Gov. Pat Quinn and Illinois Emergency Management Agency Director Jonathan Monken discussing Thursday's weather predicament makes things seem more ominous than they really are for most people. Photograph provided by State of Illinois
 
But let’s be honest. I really suspect that the bulk of us had our days tampered with much less than those individuals of West, Texas – the rural town near Waco where some fertilizer ignited and exploded.

THE END RESULT killed or maimed a significant portion of that town of some 2,400 people.

Most of us just had our lives inconvenienced by the rain – although I couldn’t help but notice that The Weather Channel Thursday morning gave equal play to both the Texas explosion AND heavy rains hitting DuPage County.

Some of us may have got stuck on the interstate for a couple of hours – turning their typical half-hour commute into an ordeal.

Others may have had their basements soaked. Although for many, that happens whenever there is a heavy rainfall. It’s not the end of the world as we know it!

IN MY CASE, I have a stinky bathroom. Or perhaps I should say, a stinkier-than-usual bathroom.

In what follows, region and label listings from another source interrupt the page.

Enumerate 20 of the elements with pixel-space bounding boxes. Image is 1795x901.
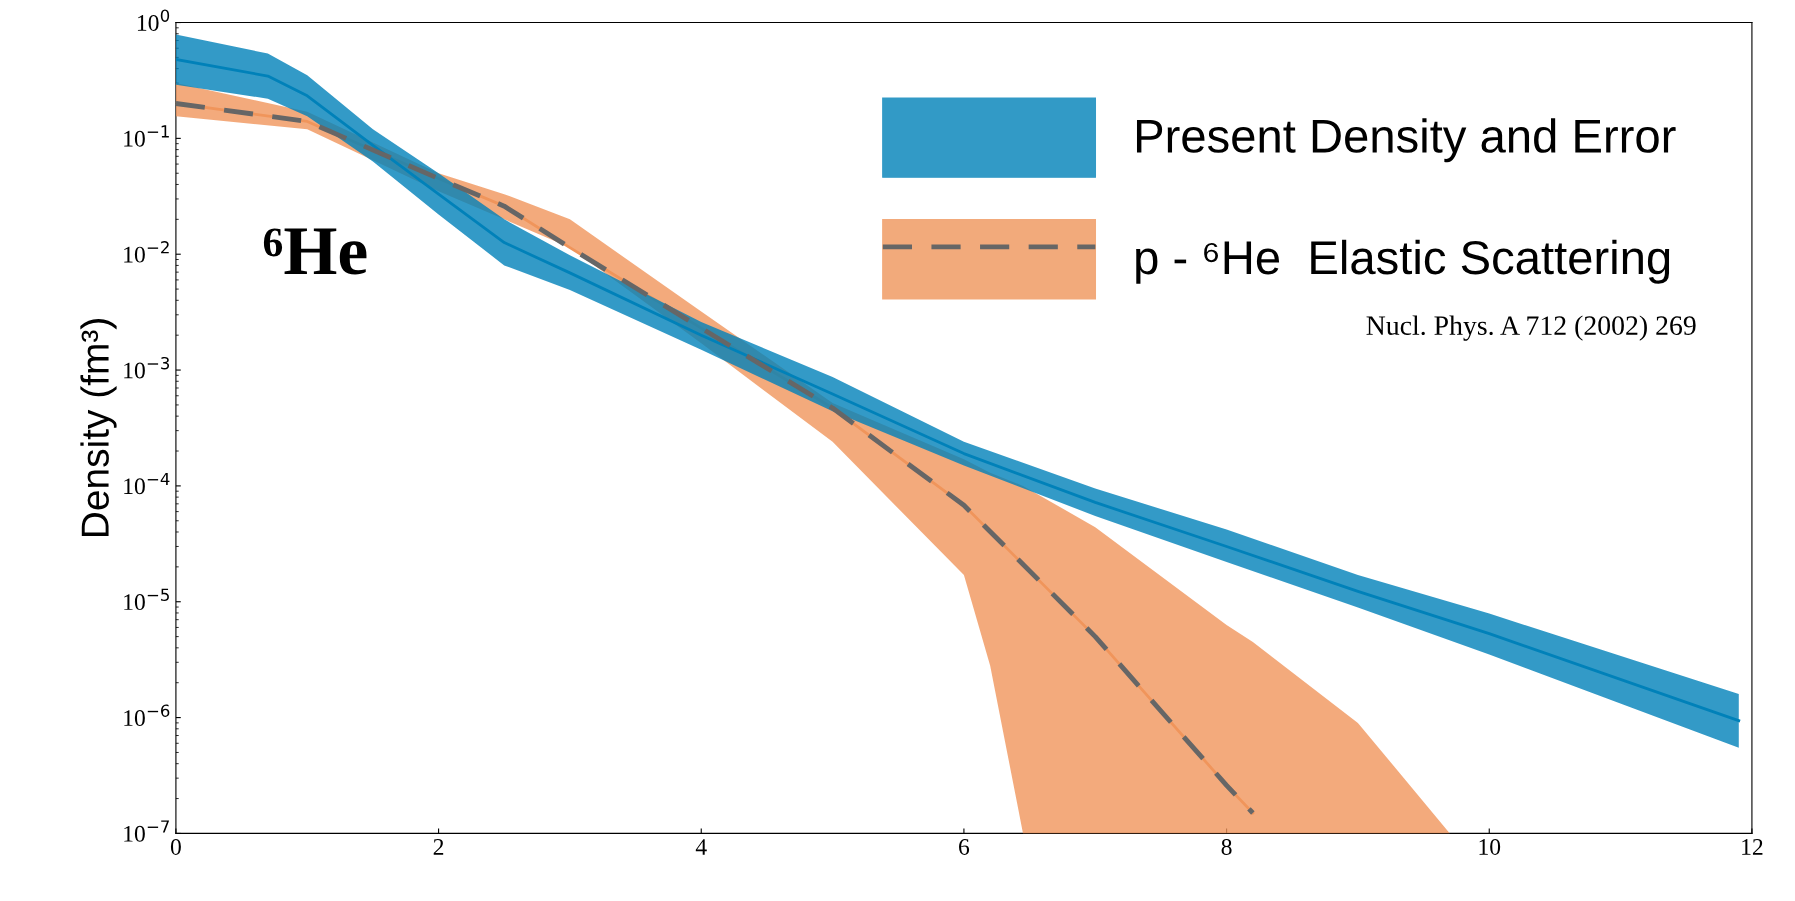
y-tick-label: 10$^{−3}$ (124, 356, 170, 379)
x-tick-label: 4 (695, 839, 707, 855)
y-tick-label: 10$^{−5}$ (124, 588, 169, 611)
x-tick-label: 6 (959, 839, 970, 855)
y-tick-label: 10$^{−2}$ (124, 241, 169, 263)
x-tick-label: 0 (170, 838, 181, 855)
y-tick-label: 10$^{−6}$ (124, 704, 170, 726)
x-tick-label: 12 (1742, 839, 1763, 855)
legend-label: Present Density and Error (1136, 118, 1676, 163)
y-tick-label: 10$^{−1}$ (124, 125, 169, 147)
x-tick-label: 10 (1479, 838, 1501, 855)
y-tick-label: 10$^{0}$ (137, 9, 170, 31)
annotation: ⁶He (263, 228, 367, 275)
x-tick-label: 2 (433, 839, 444, 855)
x-tick-label: 8 (1221, 838, 1232, 855)
y-tick-label: 10$^{−7}$ (124, 820, 169, 842)
y-tick-label: 10$^{−4}$ (124, 472, 170, 495)
legend-label: p - ⁶He Elastic Scattering (1136, 239, 1670, 284)
y-axis-title: Density (fm³) (80, 319, 117, 537)
annotation: Nucl. Phys. A 712 (2002) 269 (1366, 315, 1696, 341)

For it seems that the creek that runs right by my residence did rise to higher-than-usual levels due to the steady rainfall that began Wednesday afternoon and was still ongoing as I write this commentary on Thursday. Weather forecasts are predicting that Mother Nature’s waterworks will come to an end early Friday.

Whenever that creek level gets high, it interferes with the sewage lines in my neighborhood. In my case, the other end of the block gets hit with flooding.

My place usually sees the toilet bowl water levels fluctuate.

IN THIS CASE, I woke up to the feel of cold toilet water all over the bathroom floor. It seems the bowl overflowed sometime during the overnight hours.

My day started out with me having to mop up the bathroom floor. A couple of other times, I had to re-mop as more water came.

Yet we’re not talking about large amounts of water. It does not seem to be spreading to any other part of my humble abode. I have a smelly bathroom that I’m probably going to have to get down on my hands and knees and scrub clean before I’ll feel truly comfortable using again.

But that is do-able. It is not tragedy.

SOMEHOW, I SUSPECT my story is closer to the real-life impact – a minor inconvenience – of Thursday’s “state of emergency” than any images people would create in their minds.

Now if, by chance, someone out there reading this is suffering a major calamity, I feel for you. But it would be wrong to think that everybody is in that situation. Which is what I remember from the date Sept. 11, 2001 – which for many of us was merely a date on which we had to go home early from work when city officials evacuated the Loop – “just in case” something was plotted for Chicago too.

It wasn’t!

PERRY: Oh, be quiet!!!
The true disaster is that aforementioned incident in West, where as I write this some three people are dead and about 170 suffered some form of injuries. And about 50 homes were destroyed by the explosion – which some have said had the physical impact of the kind of bomb the military might drop on an enemy in wartime!

WHICH OUGHT TO be the focus of Texas Gov. Rick Perry’s attention these days – helping those people in their time of need.

Instead of trying to defend those tacky radio ads his state is spending precious tax dollars to make ludicrous claims that the Lone Star State is a preferable place to the Land of Lincoln in any aspect!